Tom no aguantó más y la envolvió en sus brazos, enterrándola en su pecho.
-Te lo prometo.
Y aquello sonó como una disculpa más que ninguna otra cosa dicha por Tom Ryddle.
Y aquí junto con la tensión termina uno de los mayores secretos del fic ;) Todavía queda alguno, como qué le pasa al basilisco, pero ya veis que Tom no es ni será bueno, y Hermione lo va comprendiendo poco a poco aunque a veces cueste. Pero como ha dicho, él se ha convertido en su prioridad (lo que no quiere decir que no intente evitar ciertas cosas).

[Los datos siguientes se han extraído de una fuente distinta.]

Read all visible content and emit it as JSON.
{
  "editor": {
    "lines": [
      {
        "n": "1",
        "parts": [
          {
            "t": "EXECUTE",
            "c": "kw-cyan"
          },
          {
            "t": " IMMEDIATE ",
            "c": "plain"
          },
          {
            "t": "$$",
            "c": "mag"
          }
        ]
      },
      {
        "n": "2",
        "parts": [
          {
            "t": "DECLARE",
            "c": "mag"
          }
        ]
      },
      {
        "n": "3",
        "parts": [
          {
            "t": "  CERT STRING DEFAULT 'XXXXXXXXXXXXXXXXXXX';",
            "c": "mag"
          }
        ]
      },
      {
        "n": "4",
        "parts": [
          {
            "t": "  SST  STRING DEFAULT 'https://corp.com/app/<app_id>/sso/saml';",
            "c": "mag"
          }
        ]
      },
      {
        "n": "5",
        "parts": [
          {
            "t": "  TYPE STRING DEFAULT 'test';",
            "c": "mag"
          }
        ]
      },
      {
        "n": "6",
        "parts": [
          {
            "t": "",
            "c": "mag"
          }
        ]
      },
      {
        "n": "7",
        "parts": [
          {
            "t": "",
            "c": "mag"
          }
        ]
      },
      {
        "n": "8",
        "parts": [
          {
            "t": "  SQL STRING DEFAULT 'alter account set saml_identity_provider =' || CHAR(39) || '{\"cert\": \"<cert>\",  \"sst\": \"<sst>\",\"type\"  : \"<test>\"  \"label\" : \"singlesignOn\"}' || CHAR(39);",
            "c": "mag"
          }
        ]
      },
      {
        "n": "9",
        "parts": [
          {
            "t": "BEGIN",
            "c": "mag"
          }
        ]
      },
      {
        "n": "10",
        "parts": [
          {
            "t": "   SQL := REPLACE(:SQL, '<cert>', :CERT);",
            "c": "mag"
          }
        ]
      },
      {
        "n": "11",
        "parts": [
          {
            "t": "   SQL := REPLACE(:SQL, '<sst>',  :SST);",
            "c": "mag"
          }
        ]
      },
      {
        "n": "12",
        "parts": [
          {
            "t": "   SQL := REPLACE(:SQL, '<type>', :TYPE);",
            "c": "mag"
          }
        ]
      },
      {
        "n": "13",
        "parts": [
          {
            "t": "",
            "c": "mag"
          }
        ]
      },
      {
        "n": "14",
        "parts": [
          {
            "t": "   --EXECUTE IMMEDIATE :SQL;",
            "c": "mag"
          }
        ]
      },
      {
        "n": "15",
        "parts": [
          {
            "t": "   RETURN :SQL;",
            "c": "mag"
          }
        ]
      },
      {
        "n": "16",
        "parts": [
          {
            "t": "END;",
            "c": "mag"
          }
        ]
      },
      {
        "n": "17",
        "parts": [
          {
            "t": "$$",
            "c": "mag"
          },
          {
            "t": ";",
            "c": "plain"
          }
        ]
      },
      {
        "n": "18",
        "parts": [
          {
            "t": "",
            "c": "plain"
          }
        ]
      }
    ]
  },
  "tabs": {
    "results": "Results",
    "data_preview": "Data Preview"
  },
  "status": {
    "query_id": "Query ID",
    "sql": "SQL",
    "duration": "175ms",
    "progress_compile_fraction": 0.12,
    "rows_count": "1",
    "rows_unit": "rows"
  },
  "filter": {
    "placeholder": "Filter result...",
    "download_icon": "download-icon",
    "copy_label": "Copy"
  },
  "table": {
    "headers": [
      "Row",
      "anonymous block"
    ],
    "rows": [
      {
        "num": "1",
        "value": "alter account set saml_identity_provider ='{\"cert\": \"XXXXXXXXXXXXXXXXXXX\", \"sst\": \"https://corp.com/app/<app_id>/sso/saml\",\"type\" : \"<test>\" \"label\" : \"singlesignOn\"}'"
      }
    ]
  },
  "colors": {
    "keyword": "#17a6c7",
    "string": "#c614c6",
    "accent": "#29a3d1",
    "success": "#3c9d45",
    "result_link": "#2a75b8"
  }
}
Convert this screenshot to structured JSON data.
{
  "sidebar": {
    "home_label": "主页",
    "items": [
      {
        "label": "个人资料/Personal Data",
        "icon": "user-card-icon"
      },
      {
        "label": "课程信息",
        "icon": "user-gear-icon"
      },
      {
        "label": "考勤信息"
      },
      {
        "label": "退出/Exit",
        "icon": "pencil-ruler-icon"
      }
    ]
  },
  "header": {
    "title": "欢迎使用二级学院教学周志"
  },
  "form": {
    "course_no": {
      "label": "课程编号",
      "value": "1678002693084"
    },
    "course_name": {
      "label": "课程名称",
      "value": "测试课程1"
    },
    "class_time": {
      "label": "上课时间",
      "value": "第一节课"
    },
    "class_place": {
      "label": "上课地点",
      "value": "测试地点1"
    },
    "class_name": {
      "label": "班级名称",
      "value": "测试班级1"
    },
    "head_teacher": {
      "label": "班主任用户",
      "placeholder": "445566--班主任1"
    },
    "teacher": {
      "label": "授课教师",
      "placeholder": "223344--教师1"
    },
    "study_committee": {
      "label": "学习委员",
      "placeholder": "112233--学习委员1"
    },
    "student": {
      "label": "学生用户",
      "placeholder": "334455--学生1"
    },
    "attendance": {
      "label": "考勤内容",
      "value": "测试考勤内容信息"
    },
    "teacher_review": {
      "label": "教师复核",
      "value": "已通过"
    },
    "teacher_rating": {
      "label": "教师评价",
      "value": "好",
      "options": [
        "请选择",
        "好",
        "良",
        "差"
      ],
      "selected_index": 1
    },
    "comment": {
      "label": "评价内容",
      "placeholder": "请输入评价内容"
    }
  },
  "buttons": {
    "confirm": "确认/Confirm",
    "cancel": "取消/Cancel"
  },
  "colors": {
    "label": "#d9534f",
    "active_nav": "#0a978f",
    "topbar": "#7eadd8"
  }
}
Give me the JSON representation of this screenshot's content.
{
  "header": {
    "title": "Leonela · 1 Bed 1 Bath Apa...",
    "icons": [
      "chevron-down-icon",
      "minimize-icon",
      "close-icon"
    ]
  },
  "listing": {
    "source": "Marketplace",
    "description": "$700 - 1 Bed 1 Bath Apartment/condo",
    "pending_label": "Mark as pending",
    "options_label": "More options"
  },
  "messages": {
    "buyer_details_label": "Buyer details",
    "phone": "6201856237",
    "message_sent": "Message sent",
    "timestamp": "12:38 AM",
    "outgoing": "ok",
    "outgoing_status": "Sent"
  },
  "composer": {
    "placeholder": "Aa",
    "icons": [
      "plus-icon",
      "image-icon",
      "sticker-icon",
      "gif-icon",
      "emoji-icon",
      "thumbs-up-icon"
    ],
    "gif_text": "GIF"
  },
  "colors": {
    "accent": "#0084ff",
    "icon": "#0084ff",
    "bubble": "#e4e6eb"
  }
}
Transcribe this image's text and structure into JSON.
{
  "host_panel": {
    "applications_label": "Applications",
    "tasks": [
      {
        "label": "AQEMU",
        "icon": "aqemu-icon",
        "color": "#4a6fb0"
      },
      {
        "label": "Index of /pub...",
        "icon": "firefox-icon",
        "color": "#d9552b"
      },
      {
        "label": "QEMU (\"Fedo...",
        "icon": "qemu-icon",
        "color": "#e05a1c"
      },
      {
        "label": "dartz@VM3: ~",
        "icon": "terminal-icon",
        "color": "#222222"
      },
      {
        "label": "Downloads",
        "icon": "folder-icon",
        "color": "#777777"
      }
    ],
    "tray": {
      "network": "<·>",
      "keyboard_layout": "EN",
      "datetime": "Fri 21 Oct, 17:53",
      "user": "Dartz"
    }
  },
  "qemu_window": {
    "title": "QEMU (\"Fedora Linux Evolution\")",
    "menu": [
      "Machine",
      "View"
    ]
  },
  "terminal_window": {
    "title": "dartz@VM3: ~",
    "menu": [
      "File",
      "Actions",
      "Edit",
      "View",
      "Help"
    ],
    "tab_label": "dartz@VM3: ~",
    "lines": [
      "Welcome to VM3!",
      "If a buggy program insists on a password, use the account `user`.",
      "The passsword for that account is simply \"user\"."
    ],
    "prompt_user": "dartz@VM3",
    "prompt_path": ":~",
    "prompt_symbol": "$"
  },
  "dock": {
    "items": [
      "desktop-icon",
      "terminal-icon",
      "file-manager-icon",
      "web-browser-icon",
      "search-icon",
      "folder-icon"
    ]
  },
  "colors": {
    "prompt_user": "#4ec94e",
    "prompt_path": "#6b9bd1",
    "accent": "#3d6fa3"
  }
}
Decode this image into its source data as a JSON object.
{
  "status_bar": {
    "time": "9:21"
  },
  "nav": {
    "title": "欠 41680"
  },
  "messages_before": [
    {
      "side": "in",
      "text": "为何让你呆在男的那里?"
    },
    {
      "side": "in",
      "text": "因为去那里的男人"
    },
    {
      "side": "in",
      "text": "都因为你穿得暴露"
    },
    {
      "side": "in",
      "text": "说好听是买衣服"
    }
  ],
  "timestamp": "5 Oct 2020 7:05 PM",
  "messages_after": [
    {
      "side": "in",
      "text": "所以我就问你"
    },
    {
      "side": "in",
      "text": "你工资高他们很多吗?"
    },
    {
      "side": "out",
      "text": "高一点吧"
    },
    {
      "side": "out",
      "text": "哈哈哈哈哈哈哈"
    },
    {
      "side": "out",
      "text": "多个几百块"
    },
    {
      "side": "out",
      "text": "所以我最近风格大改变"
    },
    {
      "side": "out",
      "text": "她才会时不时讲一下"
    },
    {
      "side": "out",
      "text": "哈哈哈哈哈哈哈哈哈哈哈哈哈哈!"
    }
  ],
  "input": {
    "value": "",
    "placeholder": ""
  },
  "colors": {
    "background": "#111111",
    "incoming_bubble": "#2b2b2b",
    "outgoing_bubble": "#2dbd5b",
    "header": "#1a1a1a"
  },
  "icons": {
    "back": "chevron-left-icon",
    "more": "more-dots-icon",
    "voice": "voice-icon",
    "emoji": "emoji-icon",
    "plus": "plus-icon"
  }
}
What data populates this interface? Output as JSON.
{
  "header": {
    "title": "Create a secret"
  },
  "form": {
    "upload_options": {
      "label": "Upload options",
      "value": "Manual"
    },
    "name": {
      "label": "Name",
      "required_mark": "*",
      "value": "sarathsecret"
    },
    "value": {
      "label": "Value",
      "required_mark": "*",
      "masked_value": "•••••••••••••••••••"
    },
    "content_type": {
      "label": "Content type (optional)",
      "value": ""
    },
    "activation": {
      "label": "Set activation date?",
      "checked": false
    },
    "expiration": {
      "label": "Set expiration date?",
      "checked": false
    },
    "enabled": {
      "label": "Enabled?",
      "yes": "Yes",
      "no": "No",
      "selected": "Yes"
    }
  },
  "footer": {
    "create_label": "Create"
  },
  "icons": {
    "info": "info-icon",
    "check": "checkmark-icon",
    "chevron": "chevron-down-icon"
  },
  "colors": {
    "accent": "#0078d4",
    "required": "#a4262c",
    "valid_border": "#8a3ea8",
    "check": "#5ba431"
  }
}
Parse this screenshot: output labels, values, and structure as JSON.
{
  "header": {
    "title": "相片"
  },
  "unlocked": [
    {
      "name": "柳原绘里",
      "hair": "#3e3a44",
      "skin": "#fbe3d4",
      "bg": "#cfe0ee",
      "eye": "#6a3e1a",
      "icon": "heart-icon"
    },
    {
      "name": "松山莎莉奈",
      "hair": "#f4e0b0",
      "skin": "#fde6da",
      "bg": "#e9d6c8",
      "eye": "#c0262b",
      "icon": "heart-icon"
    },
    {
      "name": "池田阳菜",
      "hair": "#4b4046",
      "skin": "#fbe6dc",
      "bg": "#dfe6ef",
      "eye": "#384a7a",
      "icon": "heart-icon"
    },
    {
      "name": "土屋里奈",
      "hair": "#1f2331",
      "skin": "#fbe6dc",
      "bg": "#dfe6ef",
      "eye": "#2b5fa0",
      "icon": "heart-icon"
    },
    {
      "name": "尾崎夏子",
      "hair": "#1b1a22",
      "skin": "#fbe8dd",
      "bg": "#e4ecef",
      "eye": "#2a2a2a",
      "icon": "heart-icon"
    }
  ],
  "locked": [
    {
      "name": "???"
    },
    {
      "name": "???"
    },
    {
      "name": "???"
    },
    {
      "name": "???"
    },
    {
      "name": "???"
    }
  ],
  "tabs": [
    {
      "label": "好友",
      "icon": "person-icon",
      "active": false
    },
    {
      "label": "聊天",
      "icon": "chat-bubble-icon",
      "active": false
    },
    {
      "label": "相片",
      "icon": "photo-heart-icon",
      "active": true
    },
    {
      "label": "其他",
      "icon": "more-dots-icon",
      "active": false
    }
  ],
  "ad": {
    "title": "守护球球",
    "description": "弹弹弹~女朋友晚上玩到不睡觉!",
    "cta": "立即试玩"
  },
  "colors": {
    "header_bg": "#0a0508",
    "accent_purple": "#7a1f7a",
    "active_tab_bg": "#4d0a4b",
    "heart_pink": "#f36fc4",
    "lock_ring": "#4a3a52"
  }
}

A cambio del final del anterior capítulo, éste lo he hecho un poco más largo que de costumbre jeje. Es una gran alegría que el fic os siga gustando y siga habiendo esta respuesta ante los capítulos. Muchas gracias a vosotros también.
Y no he tenido tiempo para responder a los reviews, pero por supuesto que los he leído y por responder rápidamente a una pregunta que me hicieron: el capítulo se llamaba así porque hacía referencia a la pelea del final y que si se solucionaba mal ése sería el último baile que bailarían.